Question

How do you factor \[12{{x}^{2}}-5x-2\]?

Answer 1

Hint: When we have a polynomial of the form \[a{{x}^{2}}+bx+c\], we can factor this quadratic with splitting up the b term into two terms based on the signs of a and c terms. If we have the opposite sign for both a and c terms, then we split the b term into two parts. These parts are formed such that the sum of them is b term itself and their product is the same as that of the product of a and c terms.

Complete step by step answer:
In the given quadratic polynomial \[12{{x}^{2}}-5x-2\], the coefficient of \[{{x}^{2}}\] and constant terms are of the opposite sign and their product is -8. That is we have a and c coefficients with opposite signs in the polynomial of the form \[a{{x}^{2}}+bx+c\].
Hence, we would split -5, which is the coefficient of x, in two parts, whose sum is -5 and product is -24. These are -8 and 3.
So, we write it as
\[\Rightarrow 12{{x}^{2}}-5x-2\]
We now split \[-5x\] into \[-8x\] and \[3x\].
\[\Rightarrow 12{{x}^{2}}-8x+3x-2\]
We take the terms common in first 2 terms and last 2 terms
\[\Rightarrow 4x(3x-2)+1(3x-2)\]
Here, we have \[(3x-2)\] in common then
\[\Rightarrow (4x+1)(3x-2)\]

\[\therefore (4x+1)(3x-2)\] is the required answer.

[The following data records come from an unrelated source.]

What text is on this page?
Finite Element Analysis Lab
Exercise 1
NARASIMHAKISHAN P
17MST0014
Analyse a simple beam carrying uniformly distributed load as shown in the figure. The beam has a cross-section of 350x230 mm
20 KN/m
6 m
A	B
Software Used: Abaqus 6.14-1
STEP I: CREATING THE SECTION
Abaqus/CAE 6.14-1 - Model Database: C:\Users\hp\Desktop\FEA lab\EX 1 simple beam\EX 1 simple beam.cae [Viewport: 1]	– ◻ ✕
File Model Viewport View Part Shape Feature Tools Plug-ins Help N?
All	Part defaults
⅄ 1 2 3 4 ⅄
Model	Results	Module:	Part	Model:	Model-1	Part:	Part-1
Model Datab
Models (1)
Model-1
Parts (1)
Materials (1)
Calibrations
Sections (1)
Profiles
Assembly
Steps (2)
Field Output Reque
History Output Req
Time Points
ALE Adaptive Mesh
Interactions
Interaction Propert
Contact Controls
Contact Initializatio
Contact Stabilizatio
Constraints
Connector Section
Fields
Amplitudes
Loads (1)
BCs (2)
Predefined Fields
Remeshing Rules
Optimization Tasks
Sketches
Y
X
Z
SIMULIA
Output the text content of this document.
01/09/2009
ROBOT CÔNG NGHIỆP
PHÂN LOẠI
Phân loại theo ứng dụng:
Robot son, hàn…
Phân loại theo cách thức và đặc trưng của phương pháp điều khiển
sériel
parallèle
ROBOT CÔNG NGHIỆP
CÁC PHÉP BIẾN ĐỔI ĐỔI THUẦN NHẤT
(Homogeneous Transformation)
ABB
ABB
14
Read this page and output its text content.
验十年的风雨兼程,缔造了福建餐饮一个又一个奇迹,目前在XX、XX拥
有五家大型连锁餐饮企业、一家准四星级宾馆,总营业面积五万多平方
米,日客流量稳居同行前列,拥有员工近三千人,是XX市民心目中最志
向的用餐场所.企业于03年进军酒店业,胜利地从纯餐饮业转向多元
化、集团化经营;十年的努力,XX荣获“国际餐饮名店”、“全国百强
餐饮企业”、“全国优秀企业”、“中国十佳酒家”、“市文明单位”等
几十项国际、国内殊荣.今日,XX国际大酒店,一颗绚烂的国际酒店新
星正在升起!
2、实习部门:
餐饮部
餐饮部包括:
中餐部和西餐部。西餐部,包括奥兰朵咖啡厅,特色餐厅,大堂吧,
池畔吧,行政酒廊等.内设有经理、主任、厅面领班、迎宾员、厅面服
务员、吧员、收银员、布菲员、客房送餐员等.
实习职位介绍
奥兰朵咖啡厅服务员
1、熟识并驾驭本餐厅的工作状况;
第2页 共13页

Note: If the coefficient of \[{{x}^{2}}\] and constant terms are the same, then we factor the polynomial by splitting up the b term into two terms. Here also we have to split b term such that sum of those parts is b term and product is same as that of product of a and c terms. Factoring by grouping will not always work. In such cases we better go with the quadratic formula.